Govt.’s cockamamie reasoning

Author - Editor
Govt.’s cockamamie reasoning

The government parliamentary group is reported to have said the time is not right for an election. Ideally, no country should not go to the polls during a crippling economic crisis, but it is the Rajapaksa-Wickremesinghe government that has created a situation where it is left with no alternative but to hold an election to defuse a massive build-up of public anger, which has the potential to trigger a tsunami of political upheavals. If an interim all-party government had been formed towards the latter stages of the Gotabaya Rajapaksa administration to resolve the economic crisis, with a time frame being set for an early general election, nobody would have asked for local government elections; there would have been political stability, which is a prerequisite for economic recovery.

Gotabaya was willing to consider the call for a unity government, but the other members of the Rajapaksa family and their hangers-on threw a spanner in the works; they wanted to retain their hold on power. They brought in Ranil Wickremesinghe as the Prime Minister, and then made him the President for political expediency. The people asked for the discontinuation of the Rajapaksa administration, which bankrupted the country, but what they have got is an extension of the Rajapaksa rule in all but name. It is old toddy in a new pot, so to speak. Almost all politico-economic factors that led to last year’s popular uprisings remain unaddressed; they include economic mismanagement, corruption, waste, the abuse of power, cronyism, economic hardships, the culture of impunity, the collapse of the rule of law, and the theft of public funds. Above all, what the current regime is doing is the very opposite of what the SLPP promised in its election manifestos.

The SLPP presented itself as an alternative to the UNP-led government (2015-2019), and sought a mandate for undoing what its predecessor had done. But today the SLPP has joined forces with the UNP and deep-sixed its original policy programme. The current dispensation therefore lacks legitimacy, which is a sine qua non of public acceptance, popular support, and political stability. It therefore has to secure a fresh mandate at a popular election to prove that it enjoys public support for its policy reversals.

Most of all, the local government institutions must be prevented from going the same way as the Provincial Councils, which are now without elected representatives and under the provincial Governors appointed by the President. True, there are too many local councillors, who number more than 8,000. This number should be halved. But the mini polls must not be made to wait until electoral reforms are introduced to reduce the number of councillors, for it is a long-drawn out process that can drag on till the cows come home. As an interim measure, the cost of running the local government institutions could be reduced by curtailing the allowances their members are entitled to.

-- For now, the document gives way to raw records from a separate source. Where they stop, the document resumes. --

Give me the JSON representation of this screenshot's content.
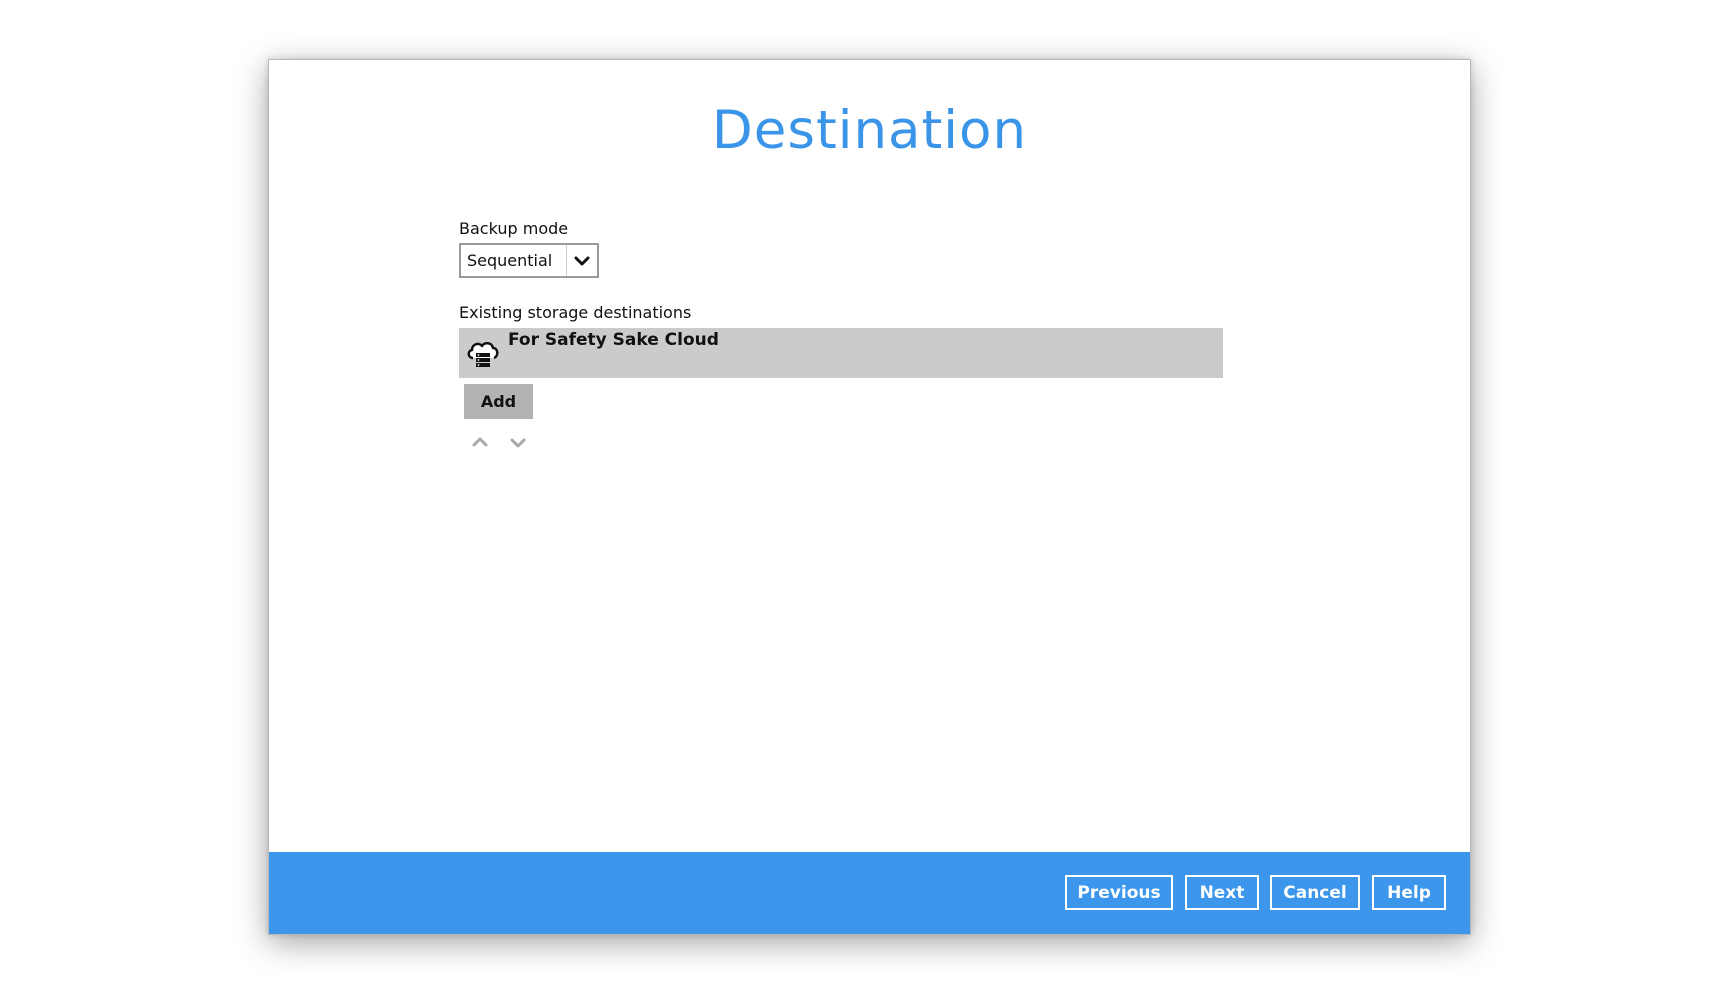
{
  "dialog": {
    "title": "Destination"
  },
  "backup_mode": {
    "label": "Backup mode",
    "selected": "Sequential",
    "icon": "chevron-down-icon"
  },
  "storage": {
    "label": "Existing storage destinations",
    "destinations": [
      {
        "name": "For Safety Sake Cloud",
        "icon": "cloud-server-icon"
      }
    ],
    "add_label": "Add",
    "move_up_icon": "chevron-up-icon",
    "move_down_icon": "chevron-down-icon"
  },
  "footer": {
    "buttons": {
      "previous": "Previous",
      "next": "Next",
      "cancel": "Cancel",
      "help": "Help"
    }
  },
  "colors": {
    "accent": "#3b96ec",
    "title": "#3a95e8",
    "selected_row": "#cbcbcb",
    "add_button": "#b3b3b3"
  }
}
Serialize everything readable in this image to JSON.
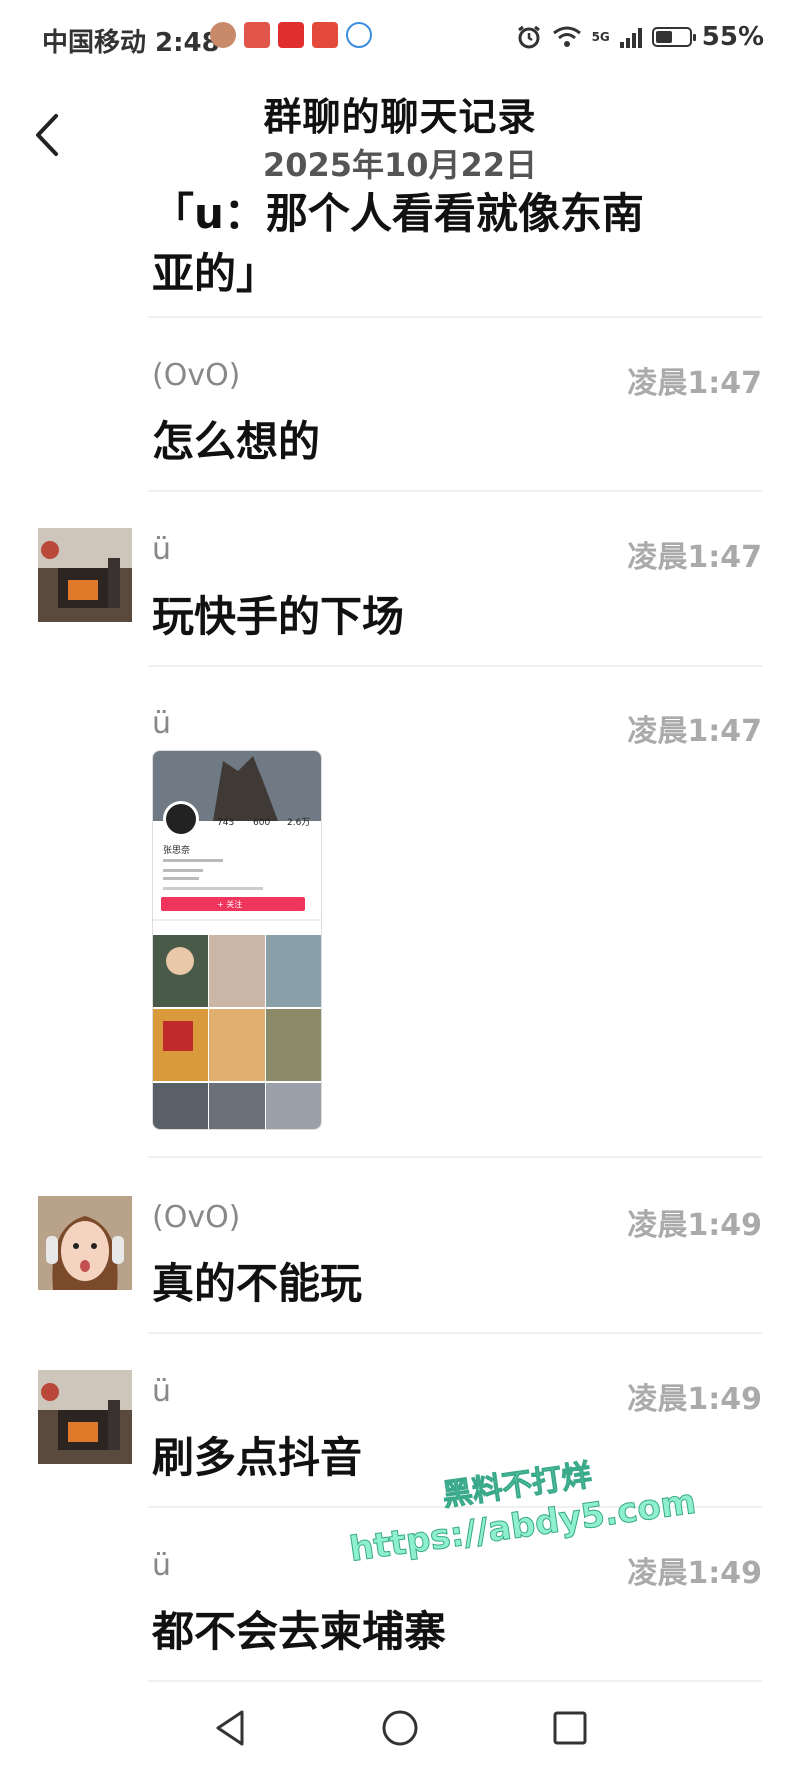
{
  "status_bar": {
    "carrier_time": "中国移动 2:48",
    "network": "5G",
    "battery": "55%",
    "notification_colors": [
      "#e2554b",
      "#e02e2e",
      "#e44a3a",
      "#e04c4c"
    ]
  },
  "header": {
    "title": "群聊的聊天记录",
    "date": "2025年10月22日"
  },
  "cutoff_text": "「u：那个人看看就像东南亚的」",
  "messages": [
    {
      "sender": "(OvO)",
      "time": "凌晨1:47",
      "text": "怎么想的",
      "avatar": "none"
    },
    {
      "sender": "ü",
      "time": "凌晨1:47",
      "text": "玩快手的下场",
      "avatar": "fireplace-photo"
    },
    {
      "sender": "ü",
      "time": "凌晨1:47",
      "image": "profile-screenshot",
      "avatar": "none"
    },
    {
      "sender": "(OvO)",
      "time": "凌晨1:49",
      "text": "真的不能玩",
      "avatar": "girl-photo"
    },
    {
      "sender": "ü",
      "time": "凌晨1:49",
      "text": "刷多点抖音",
      "avatar": "fireplace-photo"
    },
    {
      "sender": "ü",
      "time": "凌晨1:49",
      "text": "都不会去柬埔寨",
      "avatar": "none"
    }
  ],
  "screenshot": {
    "stats": [
      "743",
      "600",
      "2.6万"
    ],
    "name": "张思奈",
    "button": "+ 关注"
  },
  "watermark": {
    "line1": "黑料不打烊",
    "line2": "https://abdy5.com"
  },
  "nav": [
    "back-triangle",
    "home-circle",
    "recents-square"
  ]
}
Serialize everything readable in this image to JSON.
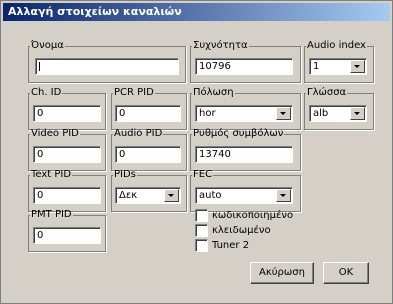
{
  "window": {
    "title": "Αλλαγή στοιχείων καναλιών"
  },
  "fields": {
    "name": {
      "label": "Όνομα",
      "value": ""
    },
    "frequency": {
      "label": "Συχνότητα",
      "value": "10796"
    },
    "audio_index": {
      "label": "Audio index",
      "value": "1"
    },
    "ch_id": {
      "label": "Ch. ID",
      "value": "0"
    },
    "pcr_pid": {
      "label": "PCR PID",
      "value": "0"
    },
    "polarization": {
      "label": "Πόλωση",
      "value": "hor"
    },
    "language": {
      "label": "Γλώσσα",
      "value": "alb"
    },
    "video_pid": {
      "label": "Video PID",
      "value": "0"
    },
    "audio_pid": {
      "label": "Audio PID",
      "value": "0"
    },
    "symbol_rate": {
      "label": "Ρυθμός συμβόλων",
      "value": "13740"
    },
    "text_pid": {
      "label": "Text PID",
      "value": "0"
    },
    "pids": {
      "label": "PIDs",
      "value": "Δεκ"
    },
    "fec": {
      "label": "FEC",
      "value": "auto"
    },
    "pmt_pid": {
      "label": "PMT PID",
      "value": "0"
    }
  },
  "checkboxes": {
    "encrypted": {
      "label": "κωδικοποιημένο",
      "checked": false
    },
    "locked": {
      "label": "κλειδωμένο",
      "checked": false
    },
    "tuner2": {
      "label": "Tuner 2",
      "checked": false
    }
  },
  "buttons": {
    "cancel": "Ακύρωση",
    "ok": "OK"
  },
  "colors": {
    "titlebar_start": "#0a246a",
    "titlebar_end": "#a6caf0",
    "dialog_bg": "#d4d0c8"
  }
}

Having derailed the local government polls on the grounds that the economy is too weak to afford an election at this juncture, the government is now trying to paint a rosy picture of the economic situation. This is an instance of self-contradiction.

Unprecedented economic hardships are not the only reason why the public is in high dudgeon to the point of taking to the streets at the drop of a hat. Equally rankling is their realisation that the government politicians are tone-deaf to their suffering. Instances of the ruling party MPs displaying their cavalier attitude to the predicament of the public are not infrequent. They talk as if the people were responsible for the country’s bankruptcy! Worse, they seem to be deriving some perverse pleasure from the people’s plight.

Protests against the postponement of the mini polls are growing in intensity, and police attacks on them have already claimed one life. The situation is bound to take a turn for the worse with the passage of time. Instead of claiming that the time is not right for elections and trying to crush protests with the help of the police and the military, the government had better address the causes of public anger, adopt a conciliatory approach, and allow the people to exercise their franchise.